Friday, October 26, 2007 - 2:00 PM
Magnolia Room (Greenville Hyatt Regency Hotel)
589

Preparation and Quantitative Intact Protein Analysis of the Fungus Aspergillus Flavus Using SILAC, Accurate Intact Mass and Arginine Counting by RPLC-FTMS

Timothy S. Collier, David C. Muddiman, D. Keith Williams Jr., Adam M. Hawkridge, D. Ryan Georgianna, and Gary A. Payne. North Carolina State University, Raleigh, NC

The filamentous fungus Aspergillus flavus is one of the chief fungal contaminants in world agriculture, wreaking damages and crop losses numbering hundreds of millions of dollars annually.  Inhalation of the fungus causes aspergillosis in humans with compromised immune systems and its generated aflatoxins are the most carcinogenic natural compounds known, causing liver cancer and other hematological malignancies.

Top-down proteomics is a powerful method using accurate intact mass and MS/MS data, covering a large percentage of the protein's sequence, facilitating identification and PTM localization.  The throughput of the method is limited, however, by front end separations necessary to reduce the dynamic range of complex mixtures and by the estimative task of fragmenting large biomolecules in the gas-phase for MS/MS.  Using Stable Isotope Labeling of Amino Acids in Cell Culture (SILAC) generates an internal standard facilitating amino acid counting and relative protein quantification which, when searched against a database along with intact molecular weight, can identify a large portion of the proteome, often eliminating the need for tandem mass spectrometry.

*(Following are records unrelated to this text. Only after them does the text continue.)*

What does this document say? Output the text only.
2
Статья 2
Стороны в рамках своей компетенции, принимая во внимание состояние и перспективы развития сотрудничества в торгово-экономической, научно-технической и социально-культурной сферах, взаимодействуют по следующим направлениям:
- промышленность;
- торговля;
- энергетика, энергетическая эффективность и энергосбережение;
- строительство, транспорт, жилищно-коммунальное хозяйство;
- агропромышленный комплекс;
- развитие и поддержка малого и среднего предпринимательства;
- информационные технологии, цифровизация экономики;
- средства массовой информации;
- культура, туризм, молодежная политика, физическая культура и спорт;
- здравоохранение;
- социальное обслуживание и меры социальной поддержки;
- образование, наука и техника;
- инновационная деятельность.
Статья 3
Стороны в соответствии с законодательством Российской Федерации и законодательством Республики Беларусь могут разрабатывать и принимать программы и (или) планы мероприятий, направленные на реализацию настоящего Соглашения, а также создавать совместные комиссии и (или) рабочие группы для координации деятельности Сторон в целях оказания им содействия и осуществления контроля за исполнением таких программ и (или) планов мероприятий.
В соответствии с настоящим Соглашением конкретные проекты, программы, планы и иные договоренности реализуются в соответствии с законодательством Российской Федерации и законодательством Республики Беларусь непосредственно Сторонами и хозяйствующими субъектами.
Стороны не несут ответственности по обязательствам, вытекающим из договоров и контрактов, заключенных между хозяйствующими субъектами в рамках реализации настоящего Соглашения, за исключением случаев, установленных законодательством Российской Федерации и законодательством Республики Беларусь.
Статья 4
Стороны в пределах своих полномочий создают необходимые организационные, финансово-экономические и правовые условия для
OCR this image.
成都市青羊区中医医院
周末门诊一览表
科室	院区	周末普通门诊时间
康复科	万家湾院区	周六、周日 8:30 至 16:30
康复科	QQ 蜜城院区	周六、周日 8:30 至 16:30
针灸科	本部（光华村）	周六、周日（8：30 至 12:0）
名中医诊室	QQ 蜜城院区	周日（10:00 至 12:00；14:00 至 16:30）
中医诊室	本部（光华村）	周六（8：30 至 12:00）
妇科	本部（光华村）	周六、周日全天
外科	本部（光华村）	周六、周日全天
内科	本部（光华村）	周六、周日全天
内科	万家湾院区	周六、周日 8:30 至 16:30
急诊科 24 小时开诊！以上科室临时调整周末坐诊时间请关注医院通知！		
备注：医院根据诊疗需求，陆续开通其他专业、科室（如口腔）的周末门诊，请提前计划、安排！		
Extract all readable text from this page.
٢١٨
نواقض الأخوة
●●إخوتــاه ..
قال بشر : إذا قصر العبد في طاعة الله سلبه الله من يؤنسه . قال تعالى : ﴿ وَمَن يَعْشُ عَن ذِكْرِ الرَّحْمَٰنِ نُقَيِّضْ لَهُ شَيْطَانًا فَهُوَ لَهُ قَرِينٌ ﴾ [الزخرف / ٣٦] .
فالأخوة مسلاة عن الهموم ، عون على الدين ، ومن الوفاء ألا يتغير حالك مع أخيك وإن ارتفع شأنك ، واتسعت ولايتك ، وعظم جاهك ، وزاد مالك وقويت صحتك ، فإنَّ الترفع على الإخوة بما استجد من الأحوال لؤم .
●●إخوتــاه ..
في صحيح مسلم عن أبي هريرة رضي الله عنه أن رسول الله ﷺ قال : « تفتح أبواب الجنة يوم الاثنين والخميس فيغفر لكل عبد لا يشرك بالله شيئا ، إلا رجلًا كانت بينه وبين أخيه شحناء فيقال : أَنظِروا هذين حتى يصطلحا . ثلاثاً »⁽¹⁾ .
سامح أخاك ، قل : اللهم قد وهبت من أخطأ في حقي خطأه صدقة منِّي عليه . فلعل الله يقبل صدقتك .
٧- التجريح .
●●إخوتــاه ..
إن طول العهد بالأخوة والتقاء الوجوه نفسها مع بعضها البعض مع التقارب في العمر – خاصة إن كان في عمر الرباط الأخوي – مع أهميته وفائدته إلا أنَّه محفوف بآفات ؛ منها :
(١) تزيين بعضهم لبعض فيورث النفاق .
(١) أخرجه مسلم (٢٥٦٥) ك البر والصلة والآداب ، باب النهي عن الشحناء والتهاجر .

Here, we characterize experimental configurations for reverse phase HPLC-FTMS.  Upon determining the conditions best suited to the experiment using commercial protein standards, they were utilized to fractionate a 1:1 mixture of 13C6-labeled and unlabeled cell lysates from A. flavus which were analyzed downstream on an LTQ-FT to identify isotopic pairs for subsequent quantification and identification against a predicted proteome database.